Is bone toilet paper safe for septic systems?

Bone toilet paper is generally not recommended for septic systems. The bone fragments take a very long time to fully decompose and can accumulate over years of flushing, leading to clogged drains and septic tank damage. Linen is safer.

Why is linen toilet paper often beige rather than white?

Linen fiber has an off-white, tan color naturally. Bleaching the pulp weakens the fibers, so most linen toilet paper retains some of the original beige hue for strength. Fully bleached white linen toilet paper is available but less common.

Does the texture of bone toilet paper soften at all when wet?

No, bone toilet paper retains its trademark rigid, papery texture even when thoroughly soaked. The bone fragments do not absorb any moisture, so the wet and dry feel are virtually identical. It remains sturdy when wet.

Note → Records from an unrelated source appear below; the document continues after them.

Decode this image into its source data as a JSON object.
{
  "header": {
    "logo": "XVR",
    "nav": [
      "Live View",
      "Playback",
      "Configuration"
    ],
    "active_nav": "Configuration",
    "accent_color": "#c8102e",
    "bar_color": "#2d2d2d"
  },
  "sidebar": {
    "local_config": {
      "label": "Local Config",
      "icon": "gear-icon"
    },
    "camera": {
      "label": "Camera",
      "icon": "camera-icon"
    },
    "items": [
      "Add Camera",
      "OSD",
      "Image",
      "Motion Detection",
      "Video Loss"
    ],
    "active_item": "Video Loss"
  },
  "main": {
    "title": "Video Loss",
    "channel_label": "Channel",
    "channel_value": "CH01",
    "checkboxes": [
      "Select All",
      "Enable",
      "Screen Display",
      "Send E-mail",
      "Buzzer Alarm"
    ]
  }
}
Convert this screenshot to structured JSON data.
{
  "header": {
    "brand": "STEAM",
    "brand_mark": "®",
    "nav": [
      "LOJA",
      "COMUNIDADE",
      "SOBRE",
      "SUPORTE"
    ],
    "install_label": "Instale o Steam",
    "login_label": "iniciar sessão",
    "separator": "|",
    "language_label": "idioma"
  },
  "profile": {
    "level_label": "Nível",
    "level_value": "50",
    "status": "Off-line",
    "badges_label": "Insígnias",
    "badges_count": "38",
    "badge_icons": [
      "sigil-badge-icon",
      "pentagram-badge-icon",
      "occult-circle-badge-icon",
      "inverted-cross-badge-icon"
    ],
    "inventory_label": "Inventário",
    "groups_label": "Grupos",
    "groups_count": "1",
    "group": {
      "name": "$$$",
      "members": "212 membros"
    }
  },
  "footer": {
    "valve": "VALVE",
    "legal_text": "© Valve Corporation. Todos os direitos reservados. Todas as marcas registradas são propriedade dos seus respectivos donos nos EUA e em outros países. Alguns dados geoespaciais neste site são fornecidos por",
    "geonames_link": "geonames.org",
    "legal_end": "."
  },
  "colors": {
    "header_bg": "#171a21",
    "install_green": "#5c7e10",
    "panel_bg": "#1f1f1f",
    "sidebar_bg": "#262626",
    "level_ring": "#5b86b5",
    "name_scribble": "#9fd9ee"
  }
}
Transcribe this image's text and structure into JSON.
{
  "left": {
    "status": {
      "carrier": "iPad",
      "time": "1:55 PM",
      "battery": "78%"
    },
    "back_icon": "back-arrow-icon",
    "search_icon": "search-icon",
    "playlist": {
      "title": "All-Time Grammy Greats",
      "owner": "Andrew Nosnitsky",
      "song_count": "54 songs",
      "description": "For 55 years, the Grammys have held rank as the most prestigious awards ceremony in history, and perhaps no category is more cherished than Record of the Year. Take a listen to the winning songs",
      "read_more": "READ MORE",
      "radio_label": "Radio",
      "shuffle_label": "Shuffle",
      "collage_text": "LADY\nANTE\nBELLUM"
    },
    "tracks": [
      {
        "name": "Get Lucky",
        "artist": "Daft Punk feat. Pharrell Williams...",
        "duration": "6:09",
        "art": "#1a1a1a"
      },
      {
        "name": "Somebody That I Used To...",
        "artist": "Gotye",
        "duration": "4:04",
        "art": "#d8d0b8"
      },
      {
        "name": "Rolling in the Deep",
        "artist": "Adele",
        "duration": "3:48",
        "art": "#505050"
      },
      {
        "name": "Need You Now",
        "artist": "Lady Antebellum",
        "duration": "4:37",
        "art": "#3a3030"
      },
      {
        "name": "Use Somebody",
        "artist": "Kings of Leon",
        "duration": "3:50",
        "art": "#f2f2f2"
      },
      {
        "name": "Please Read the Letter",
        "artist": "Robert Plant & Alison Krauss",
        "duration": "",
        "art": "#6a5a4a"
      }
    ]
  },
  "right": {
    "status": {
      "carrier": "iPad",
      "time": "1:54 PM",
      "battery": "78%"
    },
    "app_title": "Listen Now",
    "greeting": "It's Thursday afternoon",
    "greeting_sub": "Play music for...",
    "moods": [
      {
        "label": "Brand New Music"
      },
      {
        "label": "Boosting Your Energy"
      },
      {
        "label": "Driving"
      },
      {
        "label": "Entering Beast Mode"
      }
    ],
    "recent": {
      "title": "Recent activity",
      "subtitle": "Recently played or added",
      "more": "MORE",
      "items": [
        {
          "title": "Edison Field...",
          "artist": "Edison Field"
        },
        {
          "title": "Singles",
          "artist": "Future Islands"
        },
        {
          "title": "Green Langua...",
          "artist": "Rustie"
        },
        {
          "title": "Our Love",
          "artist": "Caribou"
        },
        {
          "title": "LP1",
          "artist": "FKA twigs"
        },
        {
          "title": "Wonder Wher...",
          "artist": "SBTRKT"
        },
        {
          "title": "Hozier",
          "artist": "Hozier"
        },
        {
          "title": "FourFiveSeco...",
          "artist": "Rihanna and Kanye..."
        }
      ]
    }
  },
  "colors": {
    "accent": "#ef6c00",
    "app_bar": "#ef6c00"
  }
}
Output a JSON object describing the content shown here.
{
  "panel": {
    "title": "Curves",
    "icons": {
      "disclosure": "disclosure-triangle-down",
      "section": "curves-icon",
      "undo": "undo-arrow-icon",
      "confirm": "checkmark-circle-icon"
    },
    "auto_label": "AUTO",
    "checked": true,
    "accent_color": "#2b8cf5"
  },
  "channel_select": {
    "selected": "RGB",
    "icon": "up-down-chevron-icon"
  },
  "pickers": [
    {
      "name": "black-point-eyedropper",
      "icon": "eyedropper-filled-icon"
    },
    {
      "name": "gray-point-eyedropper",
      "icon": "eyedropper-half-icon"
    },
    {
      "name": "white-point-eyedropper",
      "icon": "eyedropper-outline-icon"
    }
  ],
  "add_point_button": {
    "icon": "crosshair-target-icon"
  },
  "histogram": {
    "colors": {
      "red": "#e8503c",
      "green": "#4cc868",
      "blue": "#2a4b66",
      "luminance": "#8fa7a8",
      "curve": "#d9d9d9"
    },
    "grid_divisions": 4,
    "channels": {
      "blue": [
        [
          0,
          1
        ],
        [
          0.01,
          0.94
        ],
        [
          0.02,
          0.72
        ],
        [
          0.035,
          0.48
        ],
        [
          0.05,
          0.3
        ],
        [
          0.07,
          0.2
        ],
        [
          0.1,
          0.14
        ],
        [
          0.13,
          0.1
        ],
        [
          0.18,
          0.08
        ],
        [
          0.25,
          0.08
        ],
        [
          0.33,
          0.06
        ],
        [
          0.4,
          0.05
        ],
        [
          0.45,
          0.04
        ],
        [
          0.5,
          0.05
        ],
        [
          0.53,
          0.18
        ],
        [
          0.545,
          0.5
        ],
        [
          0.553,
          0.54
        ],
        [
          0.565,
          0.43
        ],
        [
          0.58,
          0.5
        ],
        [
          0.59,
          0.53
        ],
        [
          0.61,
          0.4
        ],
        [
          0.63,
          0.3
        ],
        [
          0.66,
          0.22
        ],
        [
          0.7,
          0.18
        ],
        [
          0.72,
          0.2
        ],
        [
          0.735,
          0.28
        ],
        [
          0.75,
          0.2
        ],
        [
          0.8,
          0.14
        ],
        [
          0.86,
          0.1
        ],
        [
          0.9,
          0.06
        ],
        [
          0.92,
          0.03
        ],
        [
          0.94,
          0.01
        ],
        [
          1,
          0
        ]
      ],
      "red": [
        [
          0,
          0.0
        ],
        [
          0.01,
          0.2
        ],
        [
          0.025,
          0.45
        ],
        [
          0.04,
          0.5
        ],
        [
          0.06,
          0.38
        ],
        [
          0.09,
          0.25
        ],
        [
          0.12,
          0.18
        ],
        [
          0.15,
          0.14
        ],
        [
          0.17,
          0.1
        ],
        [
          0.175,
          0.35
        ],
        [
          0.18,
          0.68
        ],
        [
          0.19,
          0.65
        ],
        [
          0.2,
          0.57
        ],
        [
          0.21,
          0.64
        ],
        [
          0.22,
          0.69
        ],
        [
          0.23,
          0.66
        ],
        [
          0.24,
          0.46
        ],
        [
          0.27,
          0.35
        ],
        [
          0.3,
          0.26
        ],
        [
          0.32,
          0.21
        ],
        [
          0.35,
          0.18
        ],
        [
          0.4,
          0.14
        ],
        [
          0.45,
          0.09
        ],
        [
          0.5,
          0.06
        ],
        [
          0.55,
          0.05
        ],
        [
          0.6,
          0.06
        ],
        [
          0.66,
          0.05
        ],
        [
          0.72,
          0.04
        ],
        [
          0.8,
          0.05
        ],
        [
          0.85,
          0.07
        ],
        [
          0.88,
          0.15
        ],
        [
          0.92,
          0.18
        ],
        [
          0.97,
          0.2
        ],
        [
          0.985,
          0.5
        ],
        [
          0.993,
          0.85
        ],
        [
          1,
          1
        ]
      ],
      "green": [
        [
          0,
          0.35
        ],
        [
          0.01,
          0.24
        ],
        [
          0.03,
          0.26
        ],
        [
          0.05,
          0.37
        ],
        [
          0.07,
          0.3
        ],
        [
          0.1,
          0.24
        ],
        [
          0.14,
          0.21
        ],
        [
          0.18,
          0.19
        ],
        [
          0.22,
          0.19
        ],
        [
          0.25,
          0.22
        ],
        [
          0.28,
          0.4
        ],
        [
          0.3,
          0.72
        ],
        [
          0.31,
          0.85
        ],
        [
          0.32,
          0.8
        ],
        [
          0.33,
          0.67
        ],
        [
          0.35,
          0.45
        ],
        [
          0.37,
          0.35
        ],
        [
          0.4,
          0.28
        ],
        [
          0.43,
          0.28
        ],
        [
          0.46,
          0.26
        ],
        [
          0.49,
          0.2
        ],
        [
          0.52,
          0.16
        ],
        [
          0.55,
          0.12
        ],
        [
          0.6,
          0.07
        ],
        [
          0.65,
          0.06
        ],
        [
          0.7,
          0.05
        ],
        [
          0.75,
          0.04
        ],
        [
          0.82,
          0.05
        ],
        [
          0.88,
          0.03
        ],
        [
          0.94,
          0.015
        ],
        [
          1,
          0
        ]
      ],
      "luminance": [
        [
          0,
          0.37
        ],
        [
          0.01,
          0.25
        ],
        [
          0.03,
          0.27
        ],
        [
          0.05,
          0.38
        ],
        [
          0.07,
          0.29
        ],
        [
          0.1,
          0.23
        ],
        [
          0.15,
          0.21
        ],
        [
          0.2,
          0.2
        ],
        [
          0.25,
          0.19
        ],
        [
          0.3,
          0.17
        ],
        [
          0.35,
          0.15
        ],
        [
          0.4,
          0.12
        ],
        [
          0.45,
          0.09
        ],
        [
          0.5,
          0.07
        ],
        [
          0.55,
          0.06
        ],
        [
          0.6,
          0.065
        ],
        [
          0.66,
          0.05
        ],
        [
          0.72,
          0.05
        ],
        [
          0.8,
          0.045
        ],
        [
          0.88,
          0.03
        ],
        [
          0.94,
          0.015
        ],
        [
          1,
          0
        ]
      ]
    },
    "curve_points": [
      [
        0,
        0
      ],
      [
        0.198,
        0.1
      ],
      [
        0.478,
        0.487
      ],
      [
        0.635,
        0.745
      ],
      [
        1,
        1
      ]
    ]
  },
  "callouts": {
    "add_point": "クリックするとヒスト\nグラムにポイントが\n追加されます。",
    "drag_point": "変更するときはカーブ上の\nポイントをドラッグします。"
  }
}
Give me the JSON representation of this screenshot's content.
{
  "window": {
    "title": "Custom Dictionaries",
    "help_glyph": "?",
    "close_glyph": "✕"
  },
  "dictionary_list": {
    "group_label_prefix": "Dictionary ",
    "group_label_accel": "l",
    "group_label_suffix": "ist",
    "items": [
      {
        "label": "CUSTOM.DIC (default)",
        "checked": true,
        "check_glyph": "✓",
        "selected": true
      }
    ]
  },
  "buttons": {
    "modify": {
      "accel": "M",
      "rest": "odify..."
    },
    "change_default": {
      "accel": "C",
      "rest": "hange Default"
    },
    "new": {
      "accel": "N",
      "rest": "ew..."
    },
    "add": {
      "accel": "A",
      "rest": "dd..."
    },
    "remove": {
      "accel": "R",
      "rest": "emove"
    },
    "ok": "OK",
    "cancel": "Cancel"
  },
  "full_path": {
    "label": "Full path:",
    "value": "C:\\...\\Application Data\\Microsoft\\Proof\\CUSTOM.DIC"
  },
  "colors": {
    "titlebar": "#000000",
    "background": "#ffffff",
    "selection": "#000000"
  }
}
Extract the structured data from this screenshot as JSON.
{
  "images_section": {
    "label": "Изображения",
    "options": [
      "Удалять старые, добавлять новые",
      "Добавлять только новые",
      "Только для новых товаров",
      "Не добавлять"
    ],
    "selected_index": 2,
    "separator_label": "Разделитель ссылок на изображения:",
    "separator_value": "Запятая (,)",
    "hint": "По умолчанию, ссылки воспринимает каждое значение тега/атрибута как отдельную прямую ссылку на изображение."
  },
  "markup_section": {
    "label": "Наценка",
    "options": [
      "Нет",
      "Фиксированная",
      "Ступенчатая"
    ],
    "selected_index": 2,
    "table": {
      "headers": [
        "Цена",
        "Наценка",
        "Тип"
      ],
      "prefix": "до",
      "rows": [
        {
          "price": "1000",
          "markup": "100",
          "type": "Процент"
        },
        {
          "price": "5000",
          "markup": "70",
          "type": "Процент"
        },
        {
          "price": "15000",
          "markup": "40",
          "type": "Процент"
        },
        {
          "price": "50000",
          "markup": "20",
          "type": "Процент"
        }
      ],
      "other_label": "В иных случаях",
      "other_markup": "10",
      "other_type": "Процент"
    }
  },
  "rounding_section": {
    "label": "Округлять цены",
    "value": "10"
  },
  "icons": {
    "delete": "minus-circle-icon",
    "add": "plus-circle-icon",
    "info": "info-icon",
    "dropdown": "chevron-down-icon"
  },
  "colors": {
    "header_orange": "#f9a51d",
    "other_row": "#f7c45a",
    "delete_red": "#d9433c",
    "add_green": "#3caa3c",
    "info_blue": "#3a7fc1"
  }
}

American Standard Bone and Linen toilet papers provide two classic options for premium toilet paper. While both carry higher price tags than regular varieties, they also offer tangible advantages in terms of strength, softness, appearance, and longevity. Linen toilet paper is better for absorbency, plumbing, and environmental impact. But bone toilet paper excels at providing a crisp, sturdy texture that holds up even when soaked.

Carefully consider which qualities are most important for your household before investing in one of these specialty varieties. And as with any change, moderation is advised when transitioning toilet paper types to see how your plumbing handles the switch. With a little thought and experimentation, you can find the right balance of softness, strength, sustainability, and decor that fits your family’s needs and budget.